Initially known as the Baader-Meinhof gang they conducted robberies and bombings until Baader and comrades Jan-Carl Raspe and Holger Meins were captured after a gunbattle in June 1972. Meinhof was arrested elsewhere at about the same time. While in prison she declared her support for the Palestinians who kidnapped and killed athletes at the Munich Olympic Games in September.
Trials of the gang members dragged on for years. Meinhof committed suicide in 1976 before hers ended, but by then a new generation had taken over the RAF’s nefarious activities.
In 1975 politician Peter Lorenz was kidnapped by an RAF affiliate group, who demanded the release of RAF and other prisoners (none of whom were on trial for murder), including Red Army founder Horst Mahler and Rolf Heissler (who soon became an RAF member.) Lorenz’s life was saved, but the German government realised its mistake as RAF incidents escalated.
In July 1977 Jurgen Ponto, chairman of the Dresdener Bank, was killed in a botched kidnap attempt by the radicalised daughter of a friend.
The culmination was the abduction of Schleyer. As head of the German Employers Association and a Nazi party member and SS officer during World War II, Schleyer was a symbol of everything the RAF hated.
On September 5, 1977, his chauffeur-driven Mercedes was ambushed by a car coming from the opposite direction and a woman pushing a stroller into the street, which forced the Mercedes to swerve and brake. Two police following Schleyer’s car were unable to stop in time and crashed into his rear.
RAF terrorists jumped out of a VW bus, killed Schleyer’s chauffeur Heinz Marcisz, police officer Roland Pieler, who was sitting with Schleyer, as well as the two police in the car behind, Reinhold Brandle and Helmut Ulmer.
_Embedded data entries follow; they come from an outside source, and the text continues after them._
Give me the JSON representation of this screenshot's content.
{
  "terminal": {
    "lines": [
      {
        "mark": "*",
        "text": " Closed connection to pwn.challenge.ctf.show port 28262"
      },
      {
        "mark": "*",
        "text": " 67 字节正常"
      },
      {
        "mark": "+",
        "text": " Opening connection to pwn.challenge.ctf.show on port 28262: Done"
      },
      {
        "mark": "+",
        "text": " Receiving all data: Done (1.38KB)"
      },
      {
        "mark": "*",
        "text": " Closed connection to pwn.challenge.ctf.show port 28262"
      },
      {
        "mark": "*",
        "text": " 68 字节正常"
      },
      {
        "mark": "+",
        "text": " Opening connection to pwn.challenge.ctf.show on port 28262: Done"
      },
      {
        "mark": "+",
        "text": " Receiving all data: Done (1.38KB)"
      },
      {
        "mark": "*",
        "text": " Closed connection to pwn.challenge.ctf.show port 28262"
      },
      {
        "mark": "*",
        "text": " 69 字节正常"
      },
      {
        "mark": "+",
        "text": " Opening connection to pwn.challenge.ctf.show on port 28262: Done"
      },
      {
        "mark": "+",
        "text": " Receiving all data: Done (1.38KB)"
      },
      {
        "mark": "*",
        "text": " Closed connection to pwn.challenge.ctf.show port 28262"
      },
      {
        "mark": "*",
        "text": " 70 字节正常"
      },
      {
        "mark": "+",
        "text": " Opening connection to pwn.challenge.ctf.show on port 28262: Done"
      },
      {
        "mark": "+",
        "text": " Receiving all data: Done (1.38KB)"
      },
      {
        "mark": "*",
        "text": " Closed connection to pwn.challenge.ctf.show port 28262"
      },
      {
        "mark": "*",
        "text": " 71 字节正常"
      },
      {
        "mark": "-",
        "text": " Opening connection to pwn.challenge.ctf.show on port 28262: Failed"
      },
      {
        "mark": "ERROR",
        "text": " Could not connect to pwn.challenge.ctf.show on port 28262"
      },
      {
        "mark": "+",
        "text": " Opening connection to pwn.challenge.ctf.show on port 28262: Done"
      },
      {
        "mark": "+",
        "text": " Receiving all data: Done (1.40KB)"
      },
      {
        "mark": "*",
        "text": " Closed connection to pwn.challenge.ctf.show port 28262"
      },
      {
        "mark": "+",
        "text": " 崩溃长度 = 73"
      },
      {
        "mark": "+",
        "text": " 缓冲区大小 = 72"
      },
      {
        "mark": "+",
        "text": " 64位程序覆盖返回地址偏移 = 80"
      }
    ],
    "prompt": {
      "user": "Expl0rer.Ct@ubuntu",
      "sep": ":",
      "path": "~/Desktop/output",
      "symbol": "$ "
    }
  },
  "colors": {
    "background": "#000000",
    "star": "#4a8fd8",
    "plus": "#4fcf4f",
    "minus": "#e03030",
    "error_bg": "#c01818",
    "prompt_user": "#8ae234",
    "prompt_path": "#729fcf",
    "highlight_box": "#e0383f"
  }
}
Schleyer was bundled away and demands issued for the release of RAF prisoners.
German chancellor Helmut Schmidt insisted there would be no negotiations. Security was tightened around Baader and the other prisoners, because it was assumed they had orchestrated the kidnapping.
On October 13 members of the Popular Front for the Liberation of Palestine hijacked a German Lufthansa airlines plane, forcing it to fly to Mogadishu in Somalia and demanding the release of RAF prisoners. The German government responded by sending an elite police tactical response team (set up after the Munich massacre) which, on October 18, freed the hostages and killed three of the four hijackers.
Word of the failed hijacking reached Baader, Raspe and another comrade Gudrun Ensslin who all committed suicide.
When Schleyer’s kidnappers heard this news they murdered Schleyer and dumped his body in Mulhouse. He was found on October 19. It became known as the deutscher Herbst (German Autumn).
Nobody was convicted of Schleyer’s murder but a former RAF member who took part in the kidnap claimed Heissler was one of Schleyer’s killers. Heissler was arrested in 1982 for another murder and for belonging to the RAF. He stayed behind bars until 2001.
Another RAF member suspected of the killing was Stefan Wisniewski who was arrested in 1978 and convicted of murder and other crimes in 1981. He is still in prison.
The RAF officially disbanded in 1992, in the wake of the breakup of the Soviet Union.